Não amoldada a espécie ao art. 102, I, 'n', da Carta Política, incabível a reclamação (art. 102, I, l, da Carta Política). Precedentes: Rcl 16597 AgR/CE, Rel. Min. Teori Zavascki, Tribunal Pleno, DJe 19.02.2014 ; AO 1893 AgR/PA, Rel. Min. Luiz Fux, 1ª Turma, DJe 17.9.2014; Rcl 15637 AgR/CE, Rel. Min. Teori Zavascki, 2º Turma, DJe 26.8.2014; Rcl 17796 AgR/RJ, Rel. Min. Celso De Mello, 2ª Turma, DJe 06.10.2014.

Agravo regimental conhecido e não provido. (grifo meu)
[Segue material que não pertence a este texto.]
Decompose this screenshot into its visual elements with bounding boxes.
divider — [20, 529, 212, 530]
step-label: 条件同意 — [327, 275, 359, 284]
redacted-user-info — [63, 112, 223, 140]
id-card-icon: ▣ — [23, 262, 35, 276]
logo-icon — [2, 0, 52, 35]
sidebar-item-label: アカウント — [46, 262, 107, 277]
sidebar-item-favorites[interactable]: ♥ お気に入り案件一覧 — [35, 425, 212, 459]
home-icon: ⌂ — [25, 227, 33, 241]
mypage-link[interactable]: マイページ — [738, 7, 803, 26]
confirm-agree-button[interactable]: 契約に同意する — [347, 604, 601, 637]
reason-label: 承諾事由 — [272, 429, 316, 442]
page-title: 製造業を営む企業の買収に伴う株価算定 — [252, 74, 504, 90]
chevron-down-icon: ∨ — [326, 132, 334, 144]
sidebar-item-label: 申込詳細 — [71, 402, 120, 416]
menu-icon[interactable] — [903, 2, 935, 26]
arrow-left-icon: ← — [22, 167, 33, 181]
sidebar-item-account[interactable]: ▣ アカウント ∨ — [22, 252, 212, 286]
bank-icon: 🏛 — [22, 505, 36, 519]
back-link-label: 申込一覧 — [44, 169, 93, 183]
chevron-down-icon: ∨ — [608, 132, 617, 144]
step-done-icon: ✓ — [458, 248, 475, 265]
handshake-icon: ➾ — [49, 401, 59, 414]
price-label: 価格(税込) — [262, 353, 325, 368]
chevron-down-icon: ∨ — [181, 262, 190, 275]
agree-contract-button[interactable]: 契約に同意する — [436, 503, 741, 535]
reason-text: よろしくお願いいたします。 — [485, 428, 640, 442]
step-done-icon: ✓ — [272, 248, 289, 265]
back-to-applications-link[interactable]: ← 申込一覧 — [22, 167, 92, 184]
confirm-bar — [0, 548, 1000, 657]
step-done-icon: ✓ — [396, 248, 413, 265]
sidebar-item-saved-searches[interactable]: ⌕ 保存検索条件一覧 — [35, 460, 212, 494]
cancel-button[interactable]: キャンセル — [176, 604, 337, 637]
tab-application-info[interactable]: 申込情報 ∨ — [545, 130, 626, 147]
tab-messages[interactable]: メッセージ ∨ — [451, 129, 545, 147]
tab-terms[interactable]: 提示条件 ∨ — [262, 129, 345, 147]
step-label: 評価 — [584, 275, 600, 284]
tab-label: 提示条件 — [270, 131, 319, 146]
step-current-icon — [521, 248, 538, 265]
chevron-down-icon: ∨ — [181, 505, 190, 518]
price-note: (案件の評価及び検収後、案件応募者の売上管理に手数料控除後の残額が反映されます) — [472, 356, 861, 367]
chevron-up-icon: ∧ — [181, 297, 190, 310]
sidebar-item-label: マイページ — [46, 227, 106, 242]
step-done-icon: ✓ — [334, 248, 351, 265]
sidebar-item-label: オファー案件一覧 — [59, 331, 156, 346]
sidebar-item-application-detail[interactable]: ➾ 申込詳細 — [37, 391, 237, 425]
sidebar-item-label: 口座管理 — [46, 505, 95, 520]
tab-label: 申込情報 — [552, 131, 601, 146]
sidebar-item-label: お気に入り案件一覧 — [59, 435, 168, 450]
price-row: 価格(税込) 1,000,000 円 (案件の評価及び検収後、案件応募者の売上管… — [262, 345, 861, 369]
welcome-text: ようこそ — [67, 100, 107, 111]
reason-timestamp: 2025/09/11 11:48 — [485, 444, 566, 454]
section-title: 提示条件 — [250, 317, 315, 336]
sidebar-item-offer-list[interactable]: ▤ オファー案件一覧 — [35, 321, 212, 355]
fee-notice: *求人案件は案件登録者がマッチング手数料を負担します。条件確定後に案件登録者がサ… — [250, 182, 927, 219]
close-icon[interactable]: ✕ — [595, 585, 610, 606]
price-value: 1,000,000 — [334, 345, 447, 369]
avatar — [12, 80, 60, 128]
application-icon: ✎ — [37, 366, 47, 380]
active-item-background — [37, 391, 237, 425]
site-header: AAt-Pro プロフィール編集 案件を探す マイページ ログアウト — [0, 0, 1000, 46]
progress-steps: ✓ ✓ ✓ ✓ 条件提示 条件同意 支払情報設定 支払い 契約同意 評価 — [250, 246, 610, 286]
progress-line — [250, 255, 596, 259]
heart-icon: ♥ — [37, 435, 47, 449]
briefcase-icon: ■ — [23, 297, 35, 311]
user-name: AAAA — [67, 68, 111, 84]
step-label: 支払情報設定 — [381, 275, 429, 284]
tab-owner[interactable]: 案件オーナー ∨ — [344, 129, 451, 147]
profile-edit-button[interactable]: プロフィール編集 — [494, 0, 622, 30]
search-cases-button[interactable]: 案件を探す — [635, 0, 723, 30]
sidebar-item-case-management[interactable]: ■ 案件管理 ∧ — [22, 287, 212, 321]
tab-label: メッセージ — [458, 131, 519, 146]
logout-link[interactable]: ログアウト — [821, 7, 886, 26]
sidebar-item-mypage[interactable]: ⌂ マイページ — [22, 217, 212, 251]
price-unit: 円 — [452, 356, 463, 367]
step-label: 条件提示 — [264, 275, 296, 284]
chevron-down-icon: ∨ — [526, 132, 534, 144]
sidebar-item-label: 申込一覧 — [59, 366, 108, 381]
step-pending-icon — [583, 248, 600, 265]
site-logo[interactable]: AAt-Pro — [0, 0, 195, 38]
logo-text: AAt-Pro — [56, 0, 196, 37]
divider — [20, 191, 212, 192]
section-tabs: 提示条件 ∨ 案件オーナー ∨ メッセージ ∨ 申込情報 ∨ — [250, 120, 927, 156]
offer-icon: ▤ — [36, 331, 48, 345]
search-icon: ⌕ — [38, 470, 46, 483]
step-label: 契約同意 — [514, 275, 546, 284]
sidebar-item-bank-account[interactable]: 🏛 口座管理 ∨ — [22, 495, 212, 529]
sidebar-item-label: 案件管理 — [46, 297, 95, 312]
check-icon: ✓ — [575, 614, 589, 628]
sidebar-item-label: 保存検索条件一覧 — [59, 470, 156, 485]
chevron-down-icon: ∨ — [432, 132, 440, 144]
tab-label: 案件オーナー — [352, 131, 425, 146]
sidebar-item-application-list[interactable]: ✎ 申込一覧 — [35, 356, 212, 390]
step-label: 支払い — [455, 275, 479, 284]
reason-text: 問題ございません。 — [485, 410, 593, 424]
No que concerne ao pedido das autoras, em contrarrazões, de apreciação do agravo retido, quanto à aplicação de multa em face do descumprimento da antecipação dos efeitos da tutela, tenho que não é de ser deferido, uma vez que a União cumpriu com o determinado, como se depreende do despacho do juiz da causa, no evento 83:

Indefiro a exigibilidade da sanção pecuniária do ev55, cujo fito era coagir o devedor relativamente aos pagamentos do montepio, tendo sido alcançada tal finalidade antes da data de 25.06.2013, pois, em que pese o efetivo pagamento tenha ocorrido em julho/2013, sua inclusão em folha se deu ainda no mês de junho/2013, como demonstrado pela requerida (ev81).

Dito isso, transcrevo a sentença da lavra do Juiz Federal Roger Raupp Rios, uma vez que está de acordo com o meu entendimento, acima esposado:

A preliminar arguida na contestação já foi rejeitada pela decisão do evento 38. Não se trata de ação de interesse de toda a magistratura federal, dizendo respeito a direito individual dosautores, herdeiros de magistrado federal que aderiu ao Montepio Civil da União. Ainda que assim não fosse, o fato de os membros da magistratura federal poderem aderir ao referido Montepio não torna a ação de interesse de toda a categoria.

Passo à análise do mérito.

Por ocasião da análise do pedido de tutela antecipada, foi proferida a seguinte decisão, verbis:

'O artigo 273, inciso I, do Código de Processo Civil tem como pressupostos concorrentes à concessão da tutela antecipada, além da existência da prova inequívoca da verossimilhança das alegações, o perigo de dano irreparável ou de difícil reparação quanto ao direito invocado.

Referido dispositivo consagra uma das hipóteses de tutela de urgência, a qual exsurge quando numa dada situação fática, sob fundado risco de dano submete-se o direito alegado pela parte autora, caso não possa fruí-lo imediatamente.

No caso dos autos, é evidente o periculum in mora, dada a imprescindibilidade da verba alimentar postulada.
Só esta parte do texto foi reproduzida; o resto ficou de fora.